Les formes de contestation sociale au Maroc : entre luttes instituées et contestation éparse.

Intervenant-e-s:

Soraya El Kahlaoui, est doctorante en sociologie à l’EHESS. Ses intérêts de recherche portent sur l’étude des formes d’expressions politiques du « réveil arabe » notamment à travers une analyse comparative du mouvement politique du « 20 février » et des mouvements d’habitats clandestins au Maroc.

Romain Huët est Maîtres de conférence en sciences de l’information et de la communication à l’université Rennes II. Ses recherches portent sur les formes d’expressions politiques de la souffrance sociale à travers l’analyse des soulèvements du « réveil arabe », ainsi qu’à travers l’analyse d’autres formes d’expression de la souffrance en France.

Exposé:

Le but de cette communication est de mettre à l’épreuve du terrain les premières analyses qui visent à insister sur l’émergence potentielle de nouvelles formes de contestation à l’oeuvre dans les mouvements sociaux au sein du monde arabe. La communication envisagée ici entend analyser les modalités de la contestation sociale au Maroc dans le contexte du « réveil arabe » en tant que tentative de réappropriation de l’espace public et de redéfinition de « l’agir politique ». Notre travail s’attachera à comparer les différentes formes de contestation à l’oeuvre au Maroc afin de tenter de comprendre comment les acteurs façonnent une nouvelle forme de pratique politique qui leur semble plus acceptable. En ce sens, nous nous attacherons à comparer les différentes pratiques mises en oeuvre par les acteurs du mouvement du 20 février avec celle des « gens ordinaires » qui contestent en dehors des formes instituées par le militantisme.

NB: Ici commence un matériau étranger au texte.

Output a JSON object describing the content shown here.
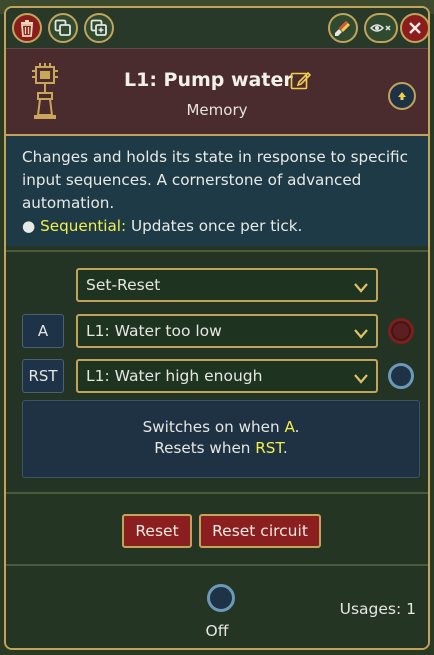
{
  "toolbar": {
    "delete_icon": "trash-icon",
    "copy_icon": "copy-icon",
    "duplicate_icon": "duplicate-plus-icon",
    "paint_icon": "paintbrush-icon",
    "visibility_icon": "eye-x-icon",
    "close_icon": "close-x-icon"
  },
  "header": {
    "title": "L1: Pump water",
    "subtitle": "Memory",
    "icon": "memory-chip-icon",
    "edit_icon": "edit-pencil-icon"
  },
  "description": {
    "text": "Changes and holds its state in response to specific input sequences. A cornerstone of advanced automation.",
    "bullet": "●",
    "tag": "Sequential:",
    "tag_text": "Updates once per tick."
  },
  "config": {
    "mode": "Set-Reset",
    "inputs": [
      {
        "label": "A",
        "value": "L1: Water too low",
        "state": "red"
      },
      {
        "label": "RST",
        "value": "L1: Water high enough",
        "state": "blue"
      }
    ],
    "info": {
      "line1_prefix": "Switches on when ",
      "line1_key": "A",
      "line1_suffix": ".",
      "line2_prefix": "Resets when ",
      "line2_key": "RST",
      "line2_suffix": "."
    }
  },
  "actions": {
    "reset_label": "Reset",
    "reset_circuit_label": "Reset circuit"
  },
  "status": {
    "state": "Off",
    "usages": "Usages: 1"
  },
  "colors": {
    "gold_border": "#c2a35a",
    "header_bg": "#4a2b2e",
    "desc_bg": "#1f3a47",
    "accent_yellow": "#f2f04a",
    "button_red": "#8b1e1e"
  }
}
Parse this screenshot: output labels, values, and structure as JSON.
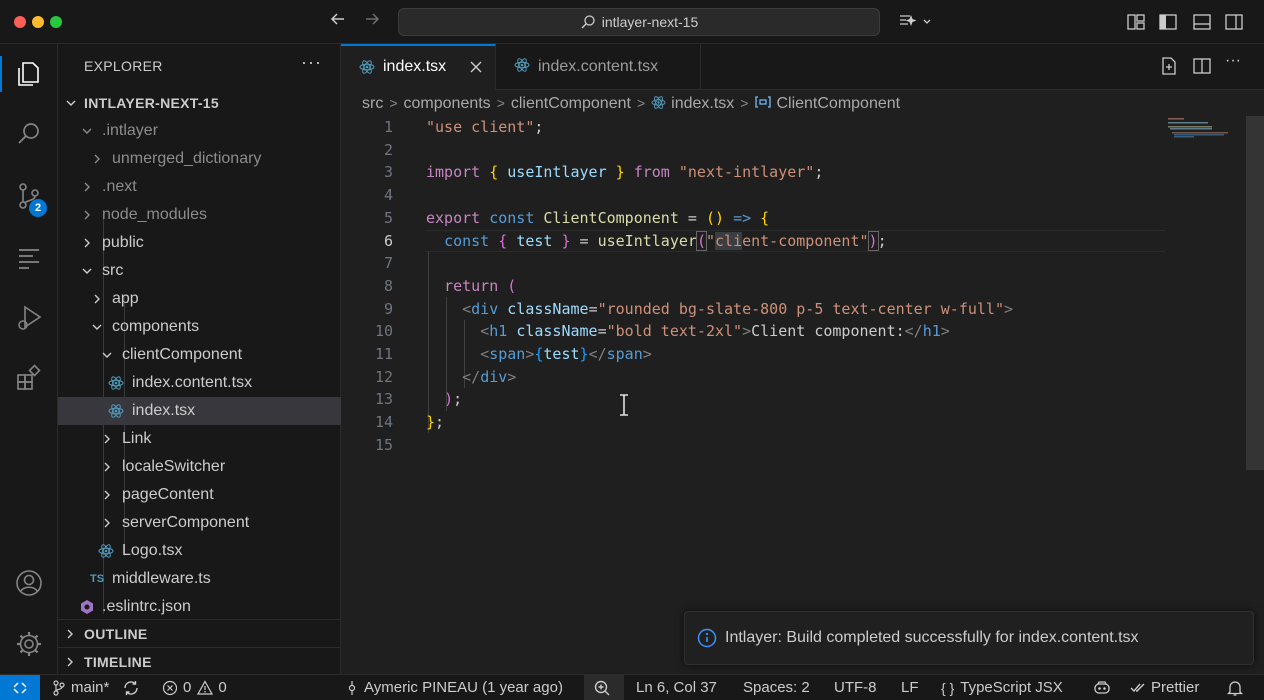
{
  "titlebar": {
    "search_text": "intlayer-next-15",
    "back_icon": "arrow-left-icon",
    "forward_icon": "arrow-right-icon"
  },
  "activity_bar": {
    "items": [
      "explorer",
      "search",
      "source-control",
      "timeline",
      "run-and-debug",
      "extensions"
    ],
    "scm_badge": "2",
    "bottom": [
      "accounts",
      "manage"
    ]
  },
  "explorer": {
    "title": "EXPLORER",
    "more": "···",
    "root": "INTLAYER-NEXT-15",
    "tree": [
      {
        "label": ".intlayer",
        "kind": "folder",
        "open": true,
        "dim": false
      },
      {
        "label": "unmerged_dictionary",
        "kind": "folder",
        "open": false,
        "dim": true
      },
      {
        "label": ".next",
        "kind": "folder",
        "open": false,
        "dim": true
      },
      {
        "label": "node_modules",
        "kind": "folder",
        "open": false,
        "dim": true
      },
      {
        "label": "public",
        "kind": "folder",
        "open": false,
        "dim": false
      },
      {
        "label": "src",
        "kind": "folder",
        "open": true,
        "dim": false
      },
      {
        "label": "app",
        "kind": "folder",
        "open": false,
        "dim": false
      },
      {
        "label": "components",
        "kind": "folder",
        "open": true,
        "dim": false
      },
      {
        "label": "clientComponent",
        "kind": "folder",
        "open": true,
        "dim": false
      },
      {
        "label": "index.content.tsx",
        "kind": "react",
        "dim": false
      },
      {
        "label": "index.tsx",
        "kind": "react",
        "dim": false,
        "selected": true
      },
      {
        "label": "Link",
        "kind": "folder",
        "open": false,
        "dim": false
      },
      {
        "label": "localeSwitcher",
        "kind": "folder",
        "open": false,
        "dim": false
      },
      {
        "label": "pageContent",
        "kind": "folder",
        "open": false,
        "dim": false
      },
      {
        "label": "serverComponent",
        "kind": "folder",
        "open": false,
        "dim": false
      },
      {
        "label": "Logo.tsx",
        "kind": "react",
        "dim": false
      },
      {
        "label": "middleware.ts",
        "kind": "ts",
        "dim": false
      },
      {
        "label": ".eslintrc.json",
        "kind": "eslint",
        "dim": false
      }
    ],
    "ts_badge": "TS",
    "outline": "OUTLINE",
    "timeline": "TIMELINE"
  },
  "tabs": [
    {
      "label": "index.tsx",
      "active": true
    },
    {
      "label": "index.content.tsx",
      "active": false
    }
  ],
  "breadcrumb": [
    "src",
    "components",
    "clientComponent",
    "index.tsx",
    "ClientComponent"
  ],
  "editor": {
    "current_line": 6,
    "line_numbers": [
      "1",
      "2",
      "3",
      "4",
      "5",
      "6",
      "7",
      "8",
      "9",
      "10",
      "11",
      "12",
      "13",
      "14",
      "15"
    ]
  },
  "notification": {
    "message": "Intlayer: Build completed successfully for index.content.tsx"
  },
  "statusbar": {
    "branch": "main*",
    "errors": "0",
    "warnings": "0",
    "blame": "Aymeric PINEAU (1 year ago)",
    "position": "Ln 6, Col 37",
    "spaces": "Spaces: 2",
    "encoding": "UTF-8",
    "eol": "LF",
    "language": "TypeScript JSX",
    "language_braces": "{ }",
    "prettier": "Prettier"
  },
  "colors": {
    "accent": "#0078d4",
    "background": "#1f1f1f",
    "sidebar": "#181818"
  }
}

Né dans le sillage du « réveil arabe », le mouvement du 20 février qui se revendique d’une « virginité politique » (Zaki, 2011), amorce un changement tactique des acteurs sociaux qui se traduit par la défiance clairement affirmée par les « jeunes du mouvement » à l’égard des partis politiques d’opposition, et l’affirmation d’une volonté de rompre avec les logiques partisanes. Tout en ne remettant pas en cause la personne royale, ce mouvement amorce une critique radicale du jeu des réformes (Hibou, 2011) et place la question de la démocratie au coeur des débats. Nous partirons d’un constat : le mouvement du 20 février n’étant pas à l’origine un mouvement « populaire », notre étude va s’attacher à comparer les conceptions et revendications politiques défendues par les militants du 20 février (généralement issus d’une catégorie sociale plutôt favorisée) avec celles exprimées par « les gens ordinaires » non militants, qui forment la grande majorité du Maroc.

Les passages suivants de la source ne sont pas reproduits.